Carmen Moral is an orchestra conductor and also teaches conducting at Berklee College of Music in Boston, Massachusetts.

== Biography ==
She holds master's degrees from the Manhattan School of Music and Columbia University (New York) and a master's degree and a DEA in Musicology from the Sorbonne (Paris). She studied conducting with Ionel Perlea of New York City's Metropolitan and with Laszlo Halasz, one of the founders of the City Center Opera of New York.

She was the first woman to become a Music Director and Conductor of a major Latin American orchestra : the National Symphony Orchestra of Peru, her native country. She was selected for this position by a competition in which she was the only woman participant. Since then, several orchestras have entrusted her with the post of Music Director, such as the Bogotá Philharmonic Orchestra (Colombia), I. Frauen-Kammerorchester von Osterreich (Vienna), the Symphony Orchestra of Mimar Sinan University (Istanbul), and, for a second time, the National Symphony orchestra of Peru. She served for six years as First Conductor of the Istanbul State Opera. She became Conductor Emeritus of the National Symphony Orchestra of Peru, "Gran Official" of the Merit Order-City of Bogotá and Medal of Honor of the Peruvian Culture.

Her repertoire encompasses a wide range of musical styles and genres-symphony, opera and chamber music- represented in more than 700 works. She has conducted numerous world premieres. The George Enescu Philharmonic (Bucharest), the Symphony Orchestra of Russia (Moscow), the Tonkunstlerorchester (Vienna), the Buenos Aires Philharmonic, the Pasdeloup Orchestra (Paris), the National Symphony Orchestra of Mexico, and the Chamber Orchestras of Lausanne and Vienna are among the 80 orchestras that have invited her to serve as a guest conductor.

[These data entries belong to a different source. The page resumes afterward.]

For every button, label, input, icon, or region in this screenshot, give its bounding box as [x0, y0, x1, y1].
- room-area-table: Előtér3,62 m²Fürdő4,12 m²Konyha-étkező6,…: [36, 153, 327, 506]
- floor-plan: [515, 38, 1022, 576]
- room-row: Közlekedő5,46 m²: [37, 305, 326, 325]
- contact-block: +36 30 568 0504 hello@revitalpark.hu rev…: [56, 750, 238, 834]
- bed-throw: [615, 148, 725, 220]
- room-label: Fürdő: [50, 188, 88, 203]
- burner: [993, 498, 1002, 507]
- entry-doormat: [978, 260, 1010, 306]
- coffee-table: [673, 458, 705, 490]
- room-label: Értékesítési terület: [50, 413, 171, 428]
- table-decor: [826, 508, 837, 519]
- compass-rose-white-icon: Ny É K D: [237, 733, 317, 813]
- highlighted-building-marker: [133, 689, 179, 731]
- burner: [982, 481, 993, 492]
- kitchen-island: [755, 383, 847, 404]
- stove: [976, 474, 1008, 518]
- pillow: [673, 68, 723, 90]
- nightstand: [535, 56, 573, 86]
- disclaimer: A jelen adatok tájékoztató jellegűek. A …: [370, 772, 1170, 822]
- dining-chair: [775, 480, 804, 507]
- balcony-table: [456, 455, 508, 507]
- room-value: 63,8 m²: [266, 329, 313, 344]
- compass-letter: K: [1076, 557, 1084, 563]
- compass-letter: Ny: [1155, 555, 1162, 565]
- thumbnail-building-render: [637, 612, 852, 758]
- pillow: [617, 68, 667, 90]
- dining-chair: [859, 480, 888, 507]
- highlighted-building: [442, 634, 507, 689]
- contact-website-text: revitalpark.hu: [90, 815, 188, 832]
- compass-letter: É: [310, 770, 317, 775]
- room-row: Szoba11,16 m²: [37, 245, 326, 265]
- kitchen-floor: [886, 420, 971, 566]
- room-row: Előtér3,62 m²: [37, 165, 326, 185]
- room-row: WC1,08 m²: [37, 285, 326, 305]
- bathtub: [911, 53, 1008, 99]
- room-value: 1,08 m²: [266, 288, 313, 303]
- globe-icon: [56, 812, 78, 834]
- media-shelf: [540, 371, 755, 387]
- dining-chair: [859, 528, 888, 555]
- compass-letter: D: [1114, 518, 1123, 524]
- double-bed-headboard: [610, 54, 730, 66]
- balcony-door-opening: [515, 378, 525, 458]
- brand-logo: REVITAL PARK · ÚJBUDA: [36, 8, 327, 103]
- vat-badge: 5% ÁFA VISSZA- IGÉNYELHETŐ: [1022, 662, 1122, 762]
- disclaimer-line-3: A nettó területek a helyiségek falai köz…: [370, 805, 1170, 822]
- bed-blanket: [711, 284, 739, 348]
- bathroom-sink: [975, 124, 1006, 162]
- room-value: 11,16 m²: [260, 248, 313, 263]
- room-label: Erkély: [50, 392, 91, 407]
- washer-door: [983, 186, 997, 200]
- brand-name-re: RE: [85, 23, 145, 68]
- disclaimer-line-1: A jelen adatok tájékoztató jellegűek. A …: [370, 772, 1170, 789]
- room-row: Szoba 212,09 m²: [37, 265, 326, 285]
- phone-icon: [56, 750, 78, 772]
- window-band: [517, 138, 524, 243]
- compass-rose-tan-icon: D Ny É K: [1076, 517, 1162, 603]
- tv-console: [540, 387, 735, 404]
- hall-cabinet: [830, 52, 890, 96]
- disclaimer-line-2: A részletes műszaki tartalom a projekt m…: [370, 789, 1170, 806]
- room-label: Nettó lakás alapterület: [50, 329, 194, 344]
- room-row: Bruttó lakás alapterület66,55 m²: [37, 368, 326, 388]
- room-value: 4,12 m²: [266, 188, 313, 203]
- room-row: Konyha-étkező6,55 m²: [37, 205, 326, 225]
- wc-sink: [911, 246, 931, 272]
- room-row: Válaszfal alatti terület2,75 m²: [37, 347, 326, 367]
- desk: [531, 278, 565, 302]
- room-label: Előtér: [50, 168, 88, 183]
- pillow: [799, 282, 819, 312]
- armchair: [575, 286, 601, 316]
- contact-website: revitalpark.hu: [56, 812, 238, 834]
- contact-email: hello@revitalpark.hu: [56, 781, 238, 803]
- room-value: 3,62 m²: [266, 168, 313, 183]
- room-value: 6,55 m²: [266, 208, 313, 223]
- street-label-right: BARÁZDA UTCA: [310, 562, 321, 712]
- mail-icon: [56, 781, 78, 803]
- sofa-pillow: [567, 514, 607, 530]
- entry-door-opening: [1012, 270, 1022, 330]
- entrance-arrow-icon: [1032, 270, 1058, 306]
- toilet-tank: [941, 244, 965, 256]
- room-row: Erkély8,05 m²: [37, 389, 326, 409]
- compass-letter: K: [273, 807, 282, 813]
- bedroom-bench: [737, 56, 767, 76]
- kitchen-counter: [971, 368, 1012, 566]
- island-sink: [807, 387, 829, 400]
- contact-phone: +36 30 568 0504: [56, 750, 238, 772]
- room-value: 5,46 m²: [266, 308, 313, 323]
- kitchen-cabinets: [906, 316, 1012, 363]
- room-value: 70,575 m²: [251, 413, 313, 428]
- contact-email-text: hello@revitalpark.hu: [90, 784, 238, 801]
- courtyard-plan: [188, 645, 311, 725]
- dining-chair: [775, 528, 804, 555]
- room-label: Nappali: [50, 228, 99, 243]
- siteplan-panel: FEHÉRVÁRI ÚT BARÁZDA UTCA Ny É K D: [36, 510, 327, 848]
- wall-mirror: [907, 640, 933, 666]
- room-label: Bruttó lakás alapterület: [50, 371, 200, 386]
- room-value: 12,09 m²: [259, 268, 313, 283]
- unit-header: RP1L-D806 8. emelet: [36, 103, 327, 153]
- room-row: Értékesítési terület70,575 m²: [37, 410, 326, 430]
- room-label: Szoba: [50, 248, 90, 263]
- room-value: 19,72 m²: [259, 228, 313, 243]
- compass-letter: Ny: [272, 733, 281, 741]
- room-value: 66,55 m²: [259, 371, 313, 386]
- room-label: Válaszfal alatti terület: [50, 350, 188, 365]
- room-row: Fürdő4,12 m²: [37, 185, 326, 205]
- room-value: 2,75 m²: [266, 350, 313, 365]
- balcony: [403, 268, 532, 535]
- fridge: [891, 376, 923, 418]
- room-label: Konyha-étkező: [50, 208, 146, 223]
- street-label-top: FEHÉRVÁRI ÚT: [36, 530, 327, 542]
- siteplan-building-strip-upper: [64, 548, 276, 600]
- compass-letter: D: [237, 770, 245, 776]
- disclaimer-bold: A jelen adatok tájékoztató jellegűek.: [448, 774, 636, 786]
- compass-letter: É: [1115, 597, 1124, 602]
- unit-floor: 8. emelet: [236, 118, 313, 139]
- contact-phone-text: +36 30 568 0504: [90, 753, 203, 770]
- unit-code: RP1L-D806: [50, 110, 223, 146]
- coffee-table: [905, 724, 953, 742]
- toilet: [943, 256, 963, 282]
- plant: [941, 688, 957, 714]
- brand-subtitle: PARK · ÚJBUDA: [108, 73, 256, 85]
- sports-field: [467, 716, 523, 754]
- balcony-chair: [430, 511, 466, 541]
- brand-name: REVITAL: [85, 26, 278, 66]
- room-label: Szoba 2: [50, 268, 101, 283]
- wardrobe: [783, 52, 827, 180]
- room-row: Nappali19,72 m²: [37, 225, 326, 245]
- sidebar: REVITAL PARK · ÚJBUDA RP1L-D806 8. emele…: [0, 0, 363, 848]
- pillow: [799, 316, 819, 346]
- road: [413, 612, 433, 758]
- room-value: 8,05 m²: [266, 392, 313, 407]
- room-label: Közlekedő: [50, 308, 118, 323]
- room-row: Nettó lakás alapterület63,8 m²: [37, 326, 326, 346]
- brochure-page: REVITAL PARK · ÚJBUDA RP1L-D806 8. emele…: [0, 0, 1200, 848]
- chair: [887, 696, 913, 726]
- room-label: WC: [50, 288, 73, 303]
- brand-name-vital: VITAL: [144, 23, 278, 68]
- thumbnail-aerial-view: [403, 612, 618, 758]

Her concerts in 26 countries of Europe, Asia and the Americas have taken her to such theaters as the Grosser Musikvereinssaal of Vienna, the Kennedy Center of Washington, D.C., the Bolshoi Hall of Moscow Conservatory, the Teatro Colón of Buenos Aires, the Teatro Bellas Artes of Mexico, D.F., the Theater of the Nationalities of Beijing, and the Salle Pleyel of Paris.